A new wave of bike share bikes are beginning to hit the market and at the center of it all is Ryan Rzepecki. Ryan is the man behind one of the fastest growing bike share equipment suppliers in the world. His New York-based company, Social Bicycles, will supply the equipment for the City of Tampa’s bike share program and for Hoboken, New Jersey’s newly announced program. They currently have bikes at the San Francisco Airport and they’re also supplying the bikes for University of Buffalo’s bike share program.
But what is Social Bicycles actually bringing to the table and how does their new take on the bike share bike work? BikeShare.com had the chance to find out more about the burgeoning company and the details of its product.
Matt Christensen: Your company, Social Bicycles, creates smart bikes for use in bike share systems. Can you describe what a smart bike is?
Ryan Rzepecki: Our bikes have an integrated GPS-enabled locking system that works with regular bike racks. Riders can reserve these bikes using a web browser, mobile application, or from the keypad interface on the bike. We have removed the security and authorization system from the docking station and put it onto the bike itself.
MC: What makes a smart bike better than a traditional station-based bike share system?
RR: Station-based bike share requires an enormous investment in infrastructure and costs over $5000 per bike. Our system is one-fifth the cost and is much more flexible and scalable. We can serve a wider range of markets from college towns all the way up to large scale municipal systems.
MC: One big critique of bike share is that it doesn’t do a great job of addressing social equity. If, for instance, I don’t have a smart phone or other cell phone, how do I rent a SoBi bike or become a member?
RR: Most people have access to a web browser, tablet, or smartphone at some point during the day. We believe these interfaces are a much better way for on-boarding new users than tiny, poorly illuminated screens on an outdoor kiosk. We have a simple web registration form to sign up for the service the same way you would sign up for Netflix, Zipcar, or any other web-enabled platform.
In addition, we plan to partner with local businesses to create registration hotspots. We can put a sticker in the window that encourages potential members to stop by that location and sign up on a tablet device. We can buy thirty-plus tablets for the price of one outdoor kiosk and generate more support from the local community. Finally, we realize there are some markets that may require a walk-up kiosk which we will offer as needed.
Once you have created an account, you can immediately begin accessing the bikes. You can book via web or mobile, or directly from the bike without a phone. You simply enter your account number into the keypad and confirm with the pincode once the reservation is received by the bike.
MC: As you mentioned, your bikes our GPS enabled. What benefits does that provide?
RR: Each of our bikes have real-time GPS tracking. Other vendors are developing GPS, but are only reporting the data at the stations. Their approach adds value with data collection, but does not help to recover a stolen bike. On the other hand, we know the real-time location of all the bikes in our systems, which enables us to provide location sensitive offers or recover bikes if they are lost or stolen.

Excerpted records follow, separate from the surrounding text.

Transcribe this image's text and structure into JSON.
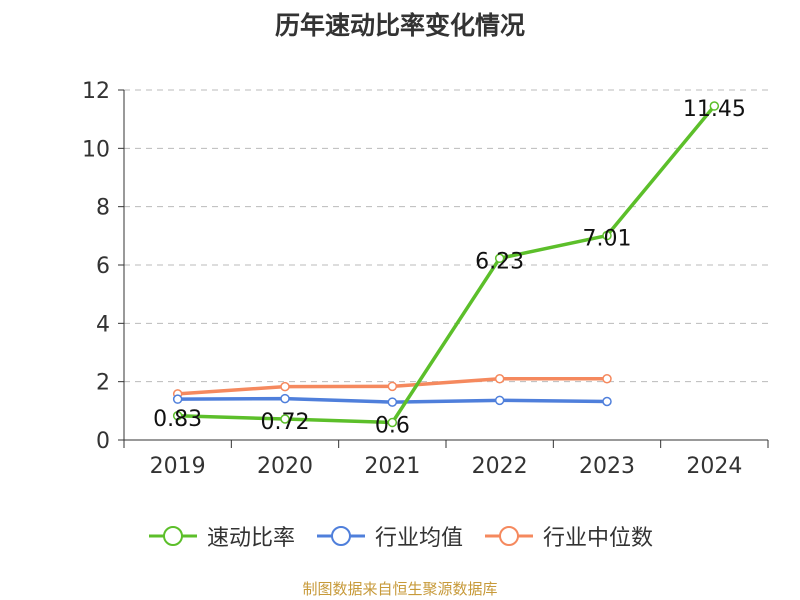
{
  "title": "历年速动比率变化情况",
  "source": "制图数据来自恒生聚源数据库",
  "colors": {
    "axis": "#333333",
    "grid": "#bbbbbb",
    "text": "#333333",
    "source": "#c79a3a"
  },
  "chart_data": {
    "type": "line",
    "title": "历年速动比率变化情况",
    "xlabel": "",
    "ylabel": "",
    "categories": [
      "2019",
      "2020",
      "2021",
      "2022",
      "2023",
      "2024"
    ],
    "ylim": [
      0,
      12
    ],
    "yticks": [
      0,
      2,
      4,
      6,
      8,
      10,
      12
    ],
    "grid": true,
    "legend_position": "bottom",
    "series": [
      {
        "name": "速动比率",
        "color": "#5cbf2a",
        "values": [
          0.83,
          0.72,
          0.6,
          6.23,
          7.01,
          11.45
        ],
        "labels": [
          "0.83",
          "0.72",
          "0.6",
          "6.23",
          "7.01",
          "11.45"
        ]
      },
      {
        "name": "行业均值",
        "color": "#4f7fdb",
        "values": [
          1.4,
          1.42,
          1.3,
          1.36,
          1.32,
          null
        ],
        "labels": null
      },
      {
        "name": "行业中位数",
        "color": "#f5895e",
        "values": [
          1.58,
          1.83,
          1.84,
          2.1,
          2.1,
          null
        ],
        "labels": null
      }
    ]
  }
}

MC: Do you plan to make GPS trip data public once your systems really start going?
RR: We plan on collecting the data, making it anonymous, and then releasing it publicly so that it can be used by citizens and planners to improve bike infrastructure.
MC: As a user of the program, what kind of information would I receive that would tell me that I can’t simply lock my SoBi bike to a random city bike rack? Or can I?
RR: The location of hubs is communicated during the on-boarding process and through the web and mobile interface. If a user returns a bike to a hub, they do not pay any additional charges. If they lock to a rack outside of a hub, they pay a convenience fee that is posted back to the map as a bounty on the bike. The next user that takes that bike and returns it to a hub that needs a bike will get a credit. Through these incentives we hope that we can reduce the amount of rebalancing required by an operator while providing additional flexibility for the user.
MC: What would keep me from locking my personal bike to one of your hubs? Do you expect that to be a problem? If so, how do you plan to address it?
RR: I should point out that you could also lock your personal bike to a Bixi or B-Cycle station as well. There are a few approaches to this problem. One is to say that all our racks are shared by the entire bicycling community. This means any existing racks can be used for bike share, and new racks can be used by private bikes. Alternatively, you can place signage saying that these racks or only for smart bikes and others will be removed. If you take that approach, you then need to decide how strongly or weakly you need to enforce the policy.
MC: Are there any drawbacks to your smart bike scheme compared to a system with kiosks?
RR: We can do everything a station-based system does, and more. We can have the reliability of a station-based system by creating high profile hub locations while still serving lower density areas with stand-alone racks.
Our operators are able to draw hub locations on the map through our web-based software. The hubs will be visible to users through the web and mobile interface so that they know where they can find and return bikes. On the street, the hubs will feature prominent signage, distinctive bike racks, and in some locations, even a walk-up registration kiosk. However, we can also have smaller and more flexible hubs in areas that have a lot of existing bike parking. For example, if a block in a college town has an abundance of existing bike parking, we can designate it as a hub without installing new racks.